MHB Why isn't the "l1"-norm differentiable?

[OhMyMarkov]

Hello everyone!

I've searched a lot for this one, but couldn't find an answer:

If x is in R^N then ||x||_0 = x_1 + x_2 + ... + x_N. Why, then, isn't this norm differentiable?

(Btw, how to make LaTeX work?)

Thank you!

 

[Mathwebster]

Hello everyone!

I've searched a lot for this one, but couldn't find an answer:

If x is in R^N then ||x||_0 = x_1 + x_2 + ... + x_N. Why, then, isn't this norm differentiable?

(Btw, how to make LaTeX work?)

Thank you!

Put your math in between $\$$ signs. For example

$\$$||x||_0 = x_1 + x_2 + ... + x_N$\$ $ gives $ ||x||_0 = x_1 + x_2 + ... + x_N $.

 

[Opalg]

Hello everyone!

I've searched a lot for this one, but couldn't find an answer:

If x is in R^N then ||x||_0 = x_1 + x_2 + ... + x_N. Why, then, isn't this norm differentiable?

I think you mean $\|x\|_0 = |x_1| + |x_2| + ... + |x_N|$ (without the absolute values it is not a norm).
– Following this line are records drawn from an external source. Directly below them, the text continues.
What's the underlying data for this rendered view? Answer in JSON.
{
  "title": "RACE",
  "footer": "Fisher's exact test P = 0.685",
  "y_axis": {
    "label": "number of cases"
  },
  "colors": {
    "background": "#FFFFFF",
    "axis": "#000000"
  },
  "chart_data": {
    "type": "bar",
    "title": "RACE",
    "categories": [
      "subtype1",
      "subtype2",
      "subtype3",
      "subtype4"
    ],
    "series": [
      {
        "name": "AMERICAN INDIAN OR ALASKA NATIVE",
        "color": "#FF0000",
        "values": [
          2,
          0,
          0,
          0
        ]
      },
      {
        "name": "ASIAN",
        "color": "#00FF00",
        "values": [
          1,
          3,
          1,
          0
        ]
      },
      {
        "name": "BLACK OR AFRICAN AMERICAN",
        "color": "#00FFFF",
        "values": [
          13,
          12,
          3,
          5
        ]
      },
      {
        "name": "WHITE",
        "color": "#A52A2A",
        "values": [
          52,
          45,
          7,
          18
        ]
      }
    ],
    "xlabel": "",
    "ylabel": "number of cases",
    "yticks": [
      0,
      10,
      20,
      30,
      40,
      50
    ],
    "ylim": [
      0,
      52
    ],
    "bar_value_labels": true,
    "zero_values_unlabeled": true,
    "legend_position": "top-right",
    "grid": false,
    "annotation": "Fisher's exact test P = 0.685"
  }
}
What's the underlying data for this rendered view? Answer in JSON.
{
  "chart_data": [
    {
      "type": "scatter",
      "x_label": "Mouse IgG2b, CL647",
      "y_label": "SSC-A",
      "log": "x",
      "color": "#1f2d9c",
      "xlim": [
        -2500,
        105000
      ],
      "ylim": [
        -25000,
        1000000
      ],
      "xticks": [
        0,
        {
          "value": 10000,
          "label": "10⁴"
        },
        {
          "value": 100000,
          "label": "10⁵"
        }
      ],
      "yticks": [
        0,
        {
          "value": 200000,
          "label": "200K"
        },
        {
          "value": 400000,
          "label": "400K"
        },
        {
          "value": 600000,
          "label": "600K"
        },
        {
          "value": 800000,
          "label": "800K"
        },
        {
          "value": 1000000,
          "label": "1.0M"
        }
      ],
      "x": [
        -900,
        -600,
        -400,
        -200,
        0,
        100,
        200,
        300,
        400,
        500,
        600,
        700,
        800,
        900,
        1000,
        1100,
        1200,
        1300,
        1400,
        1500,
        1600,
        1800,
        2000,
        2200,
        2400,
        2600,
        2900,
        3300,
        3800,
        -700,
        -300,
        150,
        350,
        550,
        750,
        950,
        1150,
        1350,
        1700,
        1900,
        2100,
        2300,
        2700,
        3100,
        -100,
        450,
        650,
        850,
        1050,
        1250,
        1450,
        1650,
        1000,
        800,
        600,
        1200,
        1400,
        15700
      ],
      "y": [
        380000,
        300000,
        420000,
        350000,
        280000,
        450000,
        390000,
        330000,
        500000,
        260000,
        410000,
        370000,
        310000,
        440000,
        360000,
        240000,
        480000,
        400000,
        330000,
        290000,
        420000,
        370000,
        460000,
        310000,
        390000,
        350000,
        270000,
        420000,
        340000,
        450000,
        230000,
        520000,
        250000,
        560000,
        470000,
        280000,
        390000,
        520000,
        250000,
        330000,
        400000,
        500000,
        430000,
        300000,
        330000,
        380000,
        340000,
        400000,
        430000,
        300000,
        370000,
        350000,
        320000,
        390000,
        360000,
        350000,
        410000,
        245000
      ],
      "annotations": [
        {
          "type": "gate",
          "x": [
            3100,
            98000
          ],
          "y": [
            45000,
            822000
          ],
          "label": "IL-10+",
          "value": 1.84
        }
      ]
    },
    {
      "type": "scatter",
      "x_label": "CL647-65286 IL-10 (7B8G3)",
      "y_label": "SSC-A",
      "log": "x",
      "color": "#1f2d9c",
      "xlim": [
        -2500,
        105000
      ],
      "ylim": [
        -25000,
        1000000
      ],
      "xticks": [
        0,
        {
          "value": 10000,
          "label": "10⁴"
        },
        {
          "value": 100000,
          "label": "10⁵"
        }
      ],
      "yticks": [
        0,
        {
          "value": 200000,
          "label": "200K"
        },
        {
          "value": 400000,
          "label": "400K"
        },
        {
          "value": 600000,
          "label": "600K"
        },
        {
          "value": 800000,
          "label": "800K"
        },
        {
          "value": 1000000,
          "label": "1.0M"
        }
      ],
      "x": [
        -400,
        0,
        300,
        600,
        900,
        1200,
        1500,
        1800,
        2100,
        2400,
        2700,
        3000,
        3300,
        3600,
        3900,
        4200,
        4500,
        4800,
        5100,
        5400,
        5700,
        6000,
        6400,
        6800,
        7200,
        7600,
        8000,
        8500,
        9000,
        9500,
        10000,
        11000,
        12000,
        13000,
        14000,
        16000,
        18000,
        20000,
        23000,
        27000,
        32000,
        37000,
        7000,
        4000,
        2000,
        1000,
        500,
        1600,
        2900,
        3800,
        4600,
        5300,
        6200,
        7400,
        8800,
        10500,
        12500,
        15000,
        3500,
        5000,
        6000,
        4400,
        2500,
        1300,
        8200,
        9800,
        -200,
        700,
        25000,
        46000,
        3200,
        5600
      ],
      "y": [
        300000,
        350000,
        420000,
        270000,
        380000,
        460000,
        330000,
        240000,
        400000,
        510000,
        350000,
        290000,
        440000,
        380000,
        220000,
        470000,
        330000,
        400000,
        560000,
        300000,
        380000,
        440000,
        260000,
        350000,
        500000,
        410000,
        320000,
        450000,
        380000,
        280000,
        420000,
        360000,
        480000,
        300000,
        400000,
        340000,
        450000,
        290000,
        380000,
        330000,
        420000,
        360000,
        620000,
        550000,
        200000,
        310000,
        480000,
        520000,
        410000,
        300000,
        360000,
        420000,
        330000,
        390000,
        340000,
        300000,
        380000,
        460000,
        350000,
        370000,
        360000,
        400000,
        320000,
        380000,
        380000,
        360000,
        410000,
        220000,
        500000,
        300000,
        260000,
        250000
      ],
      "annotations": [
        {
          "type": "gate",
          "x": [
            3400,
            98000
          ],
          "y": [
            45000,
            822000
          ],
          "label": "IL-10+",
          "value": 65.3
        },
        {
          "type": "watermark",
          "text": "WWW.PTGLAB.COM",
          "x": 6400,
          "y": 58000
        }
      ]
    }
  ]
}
The geometric reason for non-differentiability of the norm is that the unit sphere $\{x:\|x\|_0=1\}$ has "corners". In one dimension, the function $f(x)=|x|$ is not differentiable at $x=0$. In $R^N$, the function $\|x\|_0$ is not differentiable at an extreme point of the unit sphere, such as the point $(1,0,\ldots,0).$

 

[OhMyMarkov]

Ohh, I missed the part with the absolute values... It's all clear now

 

[venki1130]

I think you mean $\|x\|_0 = |x_1| + |x_2| + ... + |x_N|$ (without the absolute values it is not a norm). The geometric reason for non-differentiability of the norm is that the unit sphere $\{x:\|x\|_0=1\}$ has "corners". In one dimension, the function $f(x)=|x|$ is not differentiable at $x=0$. In $R^N$, the function $\|x\|_0$ is not differentiable at an extreme point of the unit sphere, such as the point $(1,0,\ldots,0).$

Hi Opalg,

I like your explanation from geometric point of view. It is very helpful. But Still it is confusing in terms of matrix calculus. could you elaborate the answer? Please.

Thank you
Venki

 

[CaptainBlack]

Hi Opalg,

I like your explanation from geometric point of view. It is very helpful. But Still it is confusing in terms of matrix calculus. could you elaborate the answer? Please.

Thank you
Venki

It is because |x| is not differentiable at the corner x=0.

CB